La solidité de la thèse développée par Daniel Ichbiah ne découle pas d’un simple pamphlet opportuniste surfant sur les peurs liées au syndrome « Big Brother ». Depuis les années 80, l’homme est pétri de culture informatique, jeux vidéo et réseaux en ayant collaboré à de nombreuses revues spécialisées du secteur. Il est en outre l’auteur de biographies sur des monstres sacrés comme Steve Jobs et Bill Gates. A ce titre, il a vu naître et évoluer chacune de sept sociétés qu’il décortique dans son ouvrage. Raison de plus pour creuser au cours d’un entretien avec le Blog du Communicant.

Vous faites partie des journalistes et écrivains qui ont été très tôt attirés par les nouvelles technologies. On vous sent passionné par ce domaine et pourtant vous développez une théorie plutôt radicale dans votre dernier ouvrage où les géants du Web (Google, Yahoo!, Facebook, Wikipedia, Apple, Twitter et Microsoft) seraient loin d’être les entreprises au service de leurs utilisateurs comme elles le clament en permanence. Qu’est-ce qui a déclenché l’écriture de ce pamphlet très documenté ?

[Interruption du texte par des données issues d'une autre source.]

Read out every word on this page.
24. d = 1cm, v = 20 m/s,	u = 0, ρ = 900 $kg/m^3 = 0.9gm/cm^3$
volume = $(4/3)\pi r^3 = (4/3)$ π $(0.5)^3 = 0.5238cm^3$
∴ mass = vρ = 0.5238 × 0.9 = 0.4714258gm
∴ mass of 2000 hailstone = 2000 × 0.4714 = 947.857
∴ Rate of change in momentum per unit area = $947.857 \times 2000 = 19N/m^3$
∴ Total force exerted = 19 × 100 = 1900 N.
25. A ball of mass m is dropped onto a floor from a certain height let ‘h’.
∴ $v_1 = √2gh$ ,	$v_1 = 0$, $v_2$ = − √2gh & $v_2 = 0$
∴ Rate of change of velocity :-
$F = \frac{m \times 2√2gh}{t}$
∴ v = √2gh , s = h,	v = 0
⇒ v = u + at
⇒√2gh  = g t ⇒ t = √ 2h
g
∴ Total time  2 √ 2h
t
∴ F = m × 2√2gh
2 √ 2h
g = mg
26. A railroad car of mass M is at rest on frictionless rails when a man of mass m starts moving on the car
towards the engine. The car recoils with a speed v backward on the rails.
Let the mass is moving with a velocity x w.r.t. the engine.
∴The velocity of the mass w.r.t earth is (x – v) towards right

Daniel Ichbiah : Tout est parti d’un coup de fil qu’un ami m’a passé en mai 2011. A l’époque, il m’a contacté pour que je vienne en aide à une de ses proches. Celle-ci se débattait en effet avec un préjudice réputationnel lié à Google. Lorsqu’on tapait son nom sur le moteur de recherche, ce dernier était associé à des horreurs qui n’avaient de surcroît rien à voir avec elle. Cela posait un véritable problème pour son employabilité. Elle avait tenté en vain de joindre les services de Google en France. Comme je suis journaliste, j’ai intercédé auprès d’une personne du département Communication pour tenter de trouver une solution. J’ai été sidéré par la teneur de la réponse que je cite d’ailleurs dans mon livre (NDLR : page 236). On était en train de me dire que Google ne pouvait rien faire pour modifier les informations erronées. En d’autres termes, cela signifiait « ce n’est pas de notre faute. Ce n’est pas de chance ! ».

Google Suggest, une fonction qui peut d'avérer destructeur en termes de réputation pour certaines personnes

Google Suggest, une fonction qui peut d’avérer destructeur en termes de réputation pour certaines personnes

Intrigué, j’ai alors décidé de consacrer une enquête plus approfondie dans un numéro de « Comment ça marche », une revue mensuelle dont je suis le rédacteur en chef. Ce que nous avons constaté, était effarant. Chez Google, un jeune homme en recherche d’emploi était en délicatesse avec un homonyme aux attributs pas franchement flatteurs. Là encore, Google s’est refusé à intervenir. A chaque fois, tout se passe comme si ce n’était plus l’affaire de ces sociétés qui déclarent pourtant toutes être amies des internautes. Jérémie Zimmermann, cofondateur et porte-parole de la Quadrature du Net, me confiait récemment que 10% des jeunes se heurtent actuellement à ce genre d’avatar numérique au cours d’un recrutement avec des conséquences souvent fâcheuses au final.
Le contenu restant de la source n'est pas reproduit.